This Wednesday, January 20th, is the feast day of Blessed Basil Moreau, the founder of the Congregation of Holy Cross.  Holy Cross is the religious community to which Fr. Gil, Deacon Geoff and I belong, and Holy Cross religious have staffed Christ the King ever since we were founded in 1933.  His feast day is a good opportunity to share something about our Holy Cross family with our Christ the King family.

 

Fr. Moreau was born in France during the French Revolution, and he was ordained a priest in the revolution’s aftermath.  This was a tumultuous time for the nation, including the Catholic Church.  The Church had been seriously weakened by the revolution, and so as the Church rebuilt, she was faced with a generation who had received little to no catechism or instruction in the faith.  On top of that, the Church was heavily involved in the French educational system, so the secular education system needed to be rebuilt every bit as much as the religious education system, particularly in rural areas.

 

Fr. Moreau was ordained a diocesan priest for the Diocese of LeMans, and he served as an instructor in the seminary.  During this time, two things happened that led to the founding of Holy Cross.  First of all, he had gathered together a group of “auxiliary priests” who traveled around preaching parish missions in order to try and re-evangelize parishes.  Secondly, he was asked to assume leadership of a group of religious brothers who had been charged with founding parish schools.  In 1837, he brought these two groups together to form the Congregation of Holy Cross, and within a few short years, he was sending Holy Cross missionaries all over the world (including to Indiana in 1841).  You can read more about his life at https://www.vatican.va/news_services/liturgy/saints/ns_lit_doc_20070915_moreau_en.html.

 

I think that Fr.

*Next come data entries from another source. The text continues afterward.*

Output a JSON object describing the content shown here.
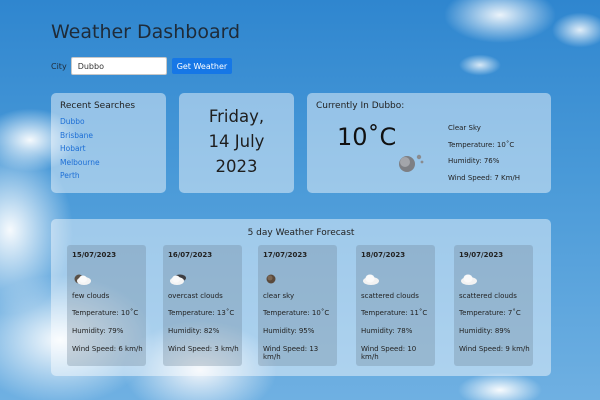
{
  "header": {
    "title": "Weather Dashboard"
  },
  "search": {
    "label": "City",
    "value": "Dubbo",
    "button_label": "Get Weather"
  },
  "recent": {
    "title": "Recent Searches",
    "items": [
      "Dubbo",
      "Brisbane",
      "Hobart",
      "Melbourne",
      "Perth"
    ]
  },
  "date": {
    "line1": "Friday,",
    "line2": "14 July",
    "line3": "2023"
  },
  "current": {
    "heading": "Currently In Dubbo:",
    "temp": "10˚C",
    "icon": "clear-sky-icon",
    "description": "Clear Sky",
    "temperature": "Temperature: 10˚C",
    "humidity": "Humidity: 76%",
    "wind": "Wind Speed: 7 Km/H"
  },
  "forecast": {
    "title": "5 day Weather Forecast",
    "days": [
      {
        "date": "15/07/2023",
        "icon": "overcast-clouds-icon",
        "description": "few clouds",
        "temperature": "Temperature: 10˚C",
        "humidity": "Humidity: 79%",
        "wind": "Wind Speed: 6 km/h"
      },
      {
        "date": "16/07/2023",
        "icon": "overcast-clouds-icon",
        "description": "overcast clouds",
        "temperature": "Temperature: 13˚C",
        "humidity": "Humidity: 82%",
        "wind": "Wind Speed: 3 km/h"
      },
      {
        "date": "17/07/2023",
        "icon": "clear-sky-icon",
        "description": "clear sky",
        "temperature": "Temperature: 10˚C",
        "humidity": "Humidity: 95%",
        "wind": "Wind Speed: 13 km/h"
      },
      {
        "date": "18/07/2023",
        "icon": "scattered-clouds-icon",
        "description": "scattered clouds",
        "temperature": "Temperature: 11˚C",
        "humidity": "Humidity: 78%",
        "wind": "Wind Speed: 10 km/h"
      },
      {
        "date": "19/07/2023",
        "icon": "scattered-clouds-icon",
        "description": "scattered clouds",
        "temperature": "Temperature: 7˚C",
        "humidity": "Humidity: 89%",
        "wind": "Wind Speed: 9 km/h"
      }
    ]
  }
}
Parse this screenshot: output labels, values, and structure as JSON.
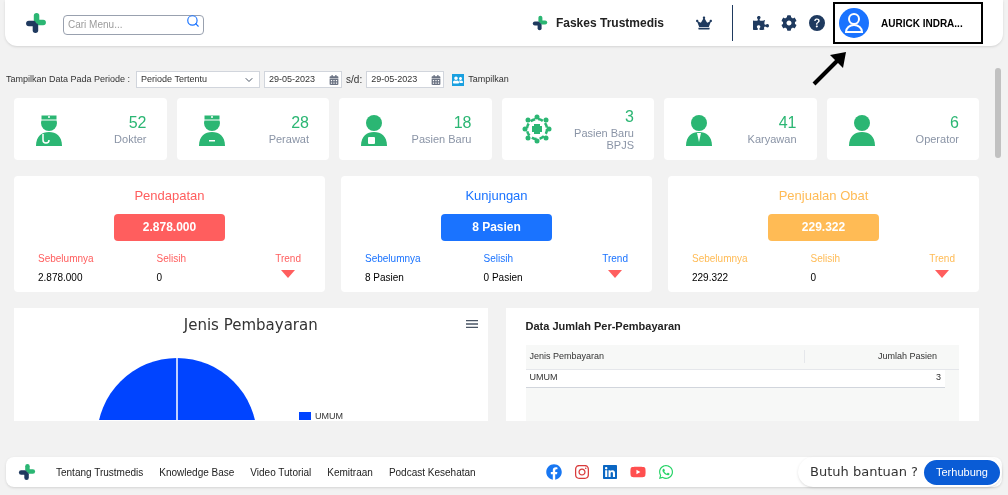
{
  "header": {
    "search": {
      "placeholder": "Cari Menu..."
    },
    "facility": "Faskes Trustmedis",
    "user": "AURICK INDRA..."
  },
  "filter": {
    "label": "Tampilkan Data Pada Periode :",
    "period": "Periode Tertentu",
    "date_from": "29-05-2023",
    "separator": "s/d:",
    "date_to": "29-05-2023",
    "button": "Tampilkan"
  },
  "stats": [
    {
      "kind": "doctor",
      "value": "52",
      "label": "Dokter"
    },
    {
      "kind": "nurse",
      "value": "28",
      "label": "Perawat"
    },
    {
      "kind": "patient",
      "value": "18",
      "label": "Pasien Baru"
    },
    {
      "kind": "group",
      "value": "3",
      "label": "Pasien Baru BPJS"
    },
    {
      "kind": "employee",
      "value": "41",
      "label": "Karyawan"
    },
    {
      "kind": "person",
      "value": "6",
      "label": "Operator"
    }
  ],
  "summaries": [
    {
      "title": "Pendapatan",
      "value": "2.878.000",
      "color": "#ff5e5e",
      "previous_label": "Sebelumnya",
      "previous": "2.878.000",
      "difference_label": "Selisih",
      "difference": "0",
      "trend_label": "Trend"
    },
    {
      "title": "Kunjungan",
      "value": "8 Pasien",
      "color": "#1a73ff",
      "previous_label": "Sebelumnya",
      "previous": "8 Pasien",
      "difference_label": "Selisih",
      "difference": "0 Pasien",
      "trend_label": "Trend"
    },
    {
      "title": "Penjualan Obat",
      "value": "229.322",
      "color": "#ffbb55",
      "previous_label": "Sebelumnya",
      "previous": "229.322",
      "difference_label": "Selisih",
      "difference": "0",
      "trend_label": "Trend"
    }
  ],
  "payment_chart": {
    "title": "Jenis Pembayaran",
    "legend": [
      {
        "label": "UMUM",
        "color": "#0044ff"
      }
    ]
  },
  "payment_table": {
    "title": "Data Jumlah Per-Pembayaran",
    "columns": [
      "Jenis Pembayaran",
      "Jumlah Pasien"
    ],
    "rows": [
      [
        "UMUM",
        "3"
      ]
    ]
  },
  "footer": {
    "links": [
      "Tentang Trustmedis",
      "Knowledge Base",
      "Video Tutorial",
      "Kemitraan",
      "Podcast Kesehatan"
    ],
    "help": "Butuh bantuan ?",
    "button": "Terhubung"
  }
}
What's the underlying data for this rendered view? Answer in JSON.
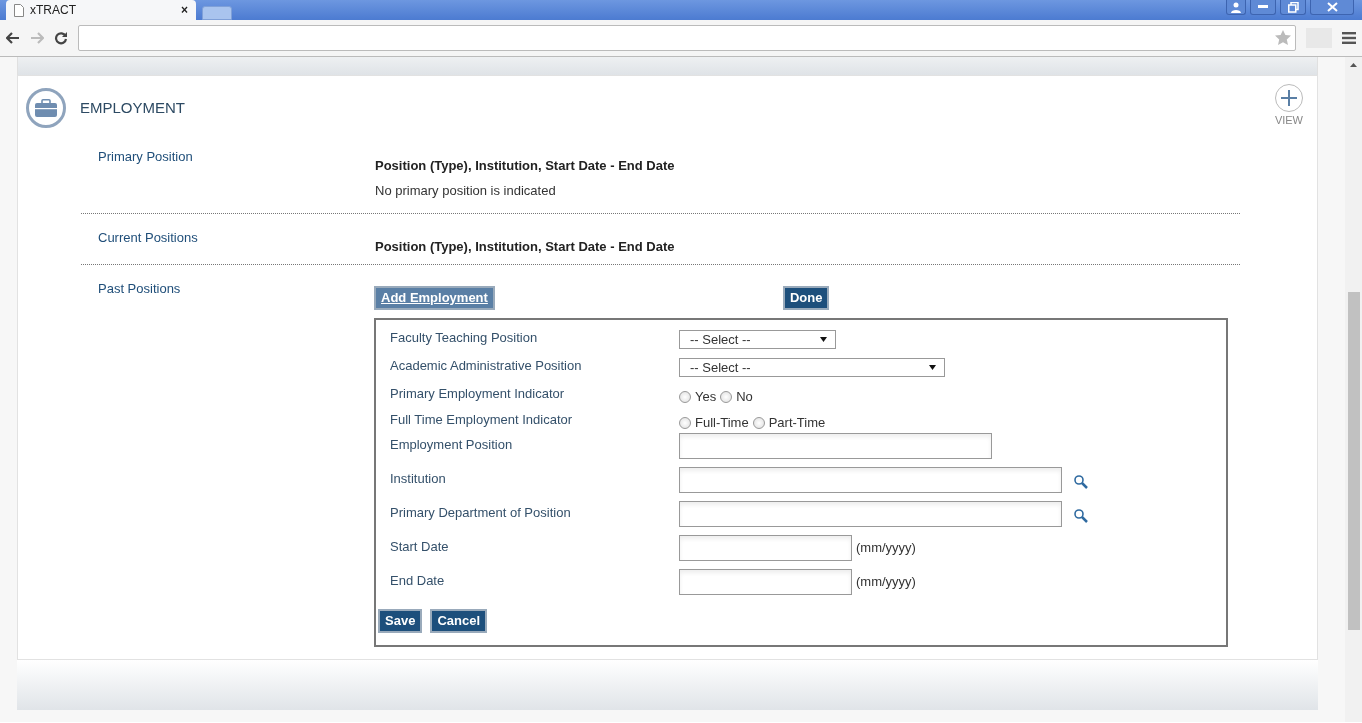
{
  "browser": {
    "tab_title": "xTRACT",
    "tab_close": "×"
  },
  "section": {
    "title": "EMPLOYMENT",
    "view_label": "VIEW"
  },
  "rows": [
    {
      "label": "Primary Position",
      "heading": "Position (Type), Institution, Start Date - End Date",
      "note": "No primary position is indicated"
    },
    {
      "label": "Current Positions",
      "heading": "Position (Type), Institution, Start Date - End Date"
    },
    {
      "label": "Past Positions"
    }
  ],
  "buttons": {
    "add": "Add Employment",
    "done": "Done"
  },
  "form": {
    "fields": [
      {
        "kind": "select",
        "label": "Faculty Teaching Position",
        "value": "-- Select --"
      },
      {
        "kind": "select",
        "label": "Academic Administrative Position",
        "value": "-- Select --"
      },
      {
        "kind": "radio",
        "label": "Primary Employment Indicator",
        "options": [
          {
            "label": "Yes",
            "selected": false
          },
          {
            "label": "No",
            "selected": false
          }
        ]
      },
      {
        "kind": "radio",
        "label": "Full Time Employment Indicator",
        "options": [
          {
            "label": "Full-Time",
            "selected": false
          },
          {
            "label": "Part-Time",
            "selected": false
          }
        ]
      },
      {
        "kind": "text",
        "label": "Employment Position"
      },
      {
        "kind": "lookup",
        "label": "Institution"
      },
      {
        "kind": "lookup",
        "label": "Primary Department of Position"
      },
      {
        "kind": "date",
        "label": "Start Date",
        "hint": "(mm/yyyy)"
      },
      {
        "kind": "date",
        "label": "End Date",
        "hint": "(mm/yyyy)"
      }
    ],
    "actions": [
      "Save",
      "Cancel"
    ]
  }
}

Moreau offers a model of holiness that is very applicable to our own modern times.  He lived in an area that had once been strong in the Christian faith but which had become increasingly secularized.  He lived in a time when many political powers were hostile to the faith.  He lived in a time where the need for the Gospel was tremendous, but the obstacles to spreading the Gospel were daunting.  If this sounds at all like our modern culture, then I think we can take great hope in Fr. Moreau’s example.  No matter what challenges exist in the world around us, a single faith-filled person can do a lot to lead souls to Christ, and their work can have an impact that lasts long after they’re gone.  I hope that gives us each a little encouragement as we seek to build the little piece of God’s Kingdom on earth that has been entrusted to us.